Here, in Sant’Andrea in Percussina, where I tend to my vines and family matters, I, Niccolo’ Machiavelli, have found refuge from events in Florence, fatal for me. Next door there’s the Hosteria, a continual source of refreshment for me, for the labours borne in my long office, tasting that which the land has made into marvellous fruit. From the terrace of my villa, here in Sant'Andrea, I spend months, awaiting the seasons and I see the skin of these hills change, when Autumn arrives and everything turns off and the “the cellars of wine at the inn opposite” fills with flavours and aromas, and new life.

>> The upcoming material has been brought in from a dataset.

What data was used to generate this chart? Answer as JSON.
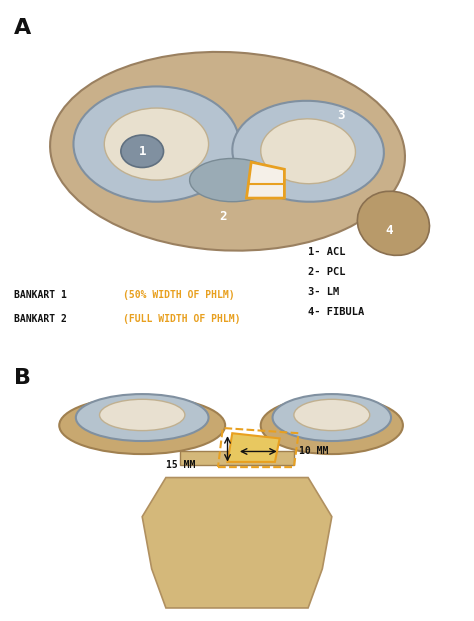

Negotiation hour is over and to me it feels like a time for happy laziness can begin. In the morning I wake up with the sun, and I head into the woods for a walk, listening to the sounds of nature, which clash with my memories of the voices and shouts of the city markets. I take some old classics with me as company on my silent strolls, until I encounter one wood cutter or another, who always has some misfortune on his hands, among themselves or with their neighbours. The San Casciano people are genuine; I disturb them when my cries reach the town as I play at cricca, at tric-trac. Despite missing my office, workmates and friends, and who knows if I will ever be able to return to them, the time that I have in abundance here helps me to concentrate, to reflect and seek inspiration for my works of intelligence and passion that may eventually give guidance to those, after us, who will shape the human destiny. Talking about the future, the people of San Casciano celebrated the 500th anniversary of the composition of my Prince on the stage of Teatro Niccolini with a lecture cycle featuring illustrious men of letters.
From up here, from the 34 metres of the old water tower now restored to its former glory, we can see as far as the Apuane Alps and the Pisan Mountains, to Vallombrosa and the delicate embroidery of the Pistoia Apennines. Closer still, we see the gentle Chianti hills near Florence and Siena dotted with olives and vines. Even more, from here, you can see and hear the history of these places: Machiavelli who writes his “Prince” in Sant’Andrea, the medieval walls of San Casciano, the villas and churches in his neighbourhood…
Historic villas of noble families, farmhouses where you can still smell wine and oil, churches and chapels nestled in the countryside. This is how I discovered the treasures hidden in that town of wonders: Villa Mangiacane and Villa Le Corti, the castles of Bibbione and Gabbiano, Villa Caserotta and Poggio Torselli… This is how I glimpsed the little churches of Castelbonsi and Vicolabate, San Pancrazio and Campoli, in a continual weaving of works and landscapes built by humans that blend together harmoniously.
If you place a hand on the ancient walls of San Casciano you can still feel the sweat of those who, in the mid fourteenth century, worked to build them on the orders of the Florence Republic. From the top of the Chianti tower you can still make out its original hexagonal shape, with the bridge house forming the perfect prow of this ship crossing the heart of the countryside. And you can picture the sieges, attacks and ruin, reaching the last scars left by the passage of the front in 1944.